Consumers can visit ASRock and it's X58 SuperComputer at Cebit 2009, located at Hall 21, Stand C40.

  • A Stoner
    Wonder why they cannot get more PCIe pathways for full X16 on all 4 slots, if it is supposed to be a super computer, you would think it would need more bandwidth.
    Reply
  • falchard
    Why is a budget division subsidary of ASUS providing better motherboards?
    Reply
  • leo2kp
    Chipset limitations I think...
    Reply
  • dacman61
    Call me crazy, but what is so special about this board? It has all of the same X58 Chipset Specs as most of the other models out there today. The X58 chip basically determines the features of a motherboard regardless of the manufacturer. Maybe just a few different slot options and how they chop up the different x1 PCI-Express lanes and such.

    Also, when are motherboard manufacturers going to stop putting in old PCI Slots? It's exactly like when they kept around those really old ISA slots back in the day.
    Reply
  • A StonerWonder why they cannot get more PCIe pathways for full X16 on all 4 slots, if it is supposed to be a super computer, you would think it would need more bandwidth.Because there's just no chipset out there that supports this!
    The speed is subject to the North/southbridge of a board.

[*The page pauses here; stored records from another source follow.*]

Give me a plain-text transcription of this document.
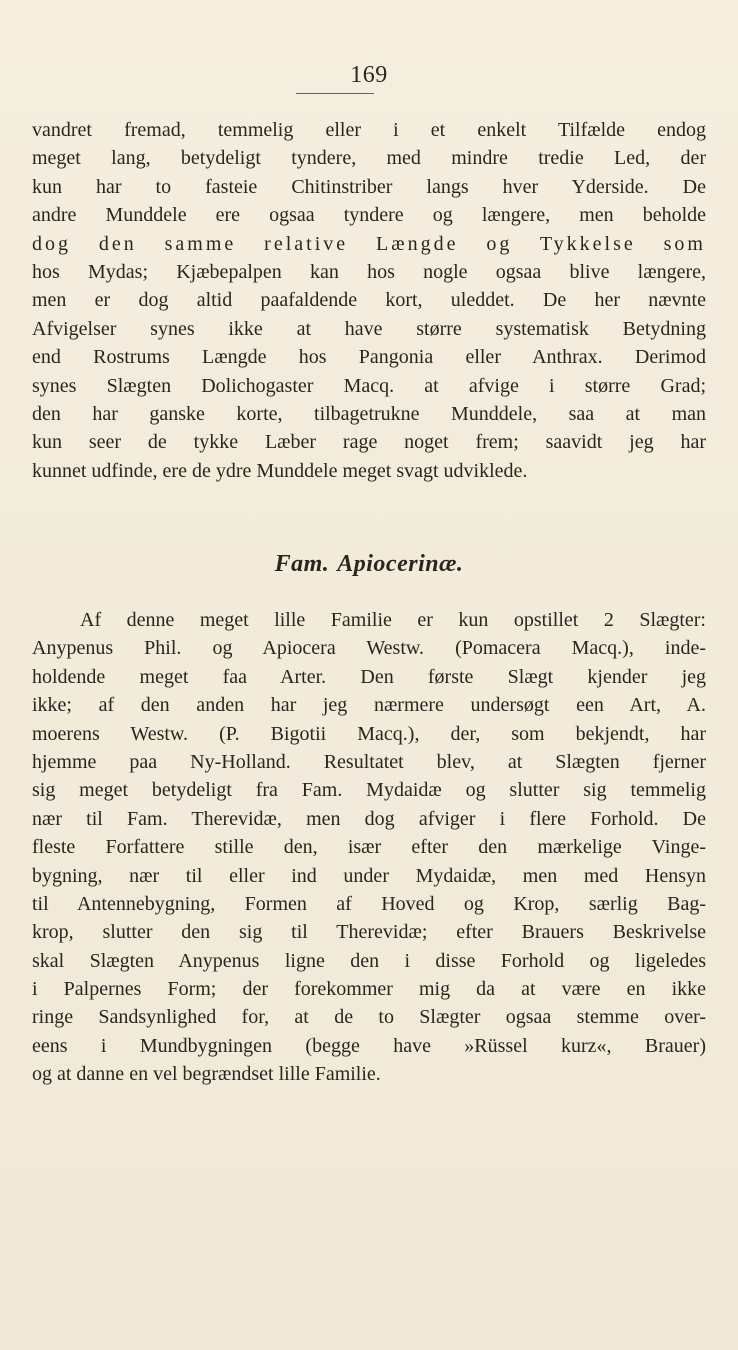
169
vandret fremad, temmelig eller i et enkelt Tilfælde endog
meget lang, betydeligt tyndere, med mindre tredie Led, der
kun har to fasteie Chitinstriber langs hver Yderside. De
andre Munddele ere ogsaa tyndere og længere, men beholde
dog den samme relative Længde og Tykkelse som
hos Mydas; Kjæbepalpen kan hos nogle ogsaa blive længere,
men er dog altid paafaldende kort, uleddet. De her nævnte
Afvigelser synes ikke at have større systematisk Betydning
end Rostrums Længde hos Pangonia eller Anthrax. Derimod
synes Slægten Dolichogaster Macq. at afvige i større Grad;
den har ganske korte, tilbagetrukne Munddele, saa at man
kun seer de tykke Læber rage noget frem; saavidt jeg har
kunnet udfinde, ere de ydre Munddele meget svagt udviklede.
Fam. Apiocerinæ.
Af denne meget lille Familie er kun opstillet 2 Slægter:
Anypenus Phil. og Apiocera Westw. (Pomacera Macq.), inde-
holdende meget faa Arter. Den første Slægt kjender jeg
ikke; af den anden har jeg nærmere undersøgt een Art, A.
moerens Westw. (P. Bigotii Macq.), der, som bekjendt, har
hjemme paa Ny-Holland. Resultatet blev, at Slægten fjerner
sig meget betydeligt fra Fam. Mydaidæ og slutter sig temmelig
nær til Fam. Therevidæ, men dog afviger i flere Forhold. De
fleste Forfattere stille den, især efter den mærkelige Vinge-
bygning, nær til eller ind under Mydaidæ, men med Hensyn
til Antennebygning, Formen af Hoved og Krop, særlig Bag-
krop, slutter den sig til Therevidæ; efter Brauers Beskrivelse
skal Slægten Anypenus ligne den i disse Forhold og ligeledes
i Palpernes Form; der forekommer mig da at være en ikke
ringe Sandsynlighed for, at de to Slægter ogsaa stemme over-
eens i Mundbygningen (begge have »Rüssel kurz«, Brauer)
og at danne en vel begrændset lille Familie.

    I'm interested in just how much this setup will cost!
    Seems to support upto 6x4GB DDR3!

    So what else can you do with it, besides playing crysis and running the 'folding@home' project?
    Reply
  • Old news are old. Tesla never needed any SLI enabled to work on X38. You could already build this last year with almost any X38 motherboard.
    Reply
  • bustapr
    Who would actually use 4 pci-e2.0 slots and for what. All I know is that for gaming people prefer putting 2 cards on sli and not 3. Plus a super computer would benefit more from more pci slots instead of an extra pci-e.
    Reply
  • dacman61Call me crazy, but what is so special about this board? It has all of the same X58 Chipset Specs as most of the other models out there today. The X58 chip basically determines the features of a motherboard regardless of the manufacturer. Maybe just a few different slot options and how they chop up the different x1 PCI-Express lanes and such.Also, when are motherboard manufacturers going to stop putting in old PCI Slots? It's exactly like when they kept around those really old ISA slots back in the day.Because lots of users still use extension board audiocards like Soundblaster Audigy, network cards, etc... Most of them still use PCI.

    I wondered if someone knew if the pci slots on a board use different lanes compared to PCIE slots?
    I know one thing, that's PCIE reduces speed depending on the amount of slots that are used.
    Reply
  • Anonymous CowardOld news are old. Tesla never needed any SLI enabled to work on X38. You could already build this last year with almost any X38 motherboard.Perhaps the extra memory bandwidth of this board (2000 oc, compared to 1600 on the X38) made the computer topple 1Teraflop of data, which technically put it into the supercomputer category?
    Reply
  • bustaprWho would actually use 4 pci-e2.0 slots and for what. All I know is that for gaming people prefer putting 2 cards on sli and not 3. Plus a super computer would benefit more from more pci slots instead of an extra pci-e.Could be on a dual/quadcore system where the memory controller used part of the FSB speed.
    There is a slight chance that the improved design of the corei7 frees up some bandwidth, and that using 3 or 4 cards could improve performance, something we could not see with tom's benchmark results on a Core2Quad Extreme.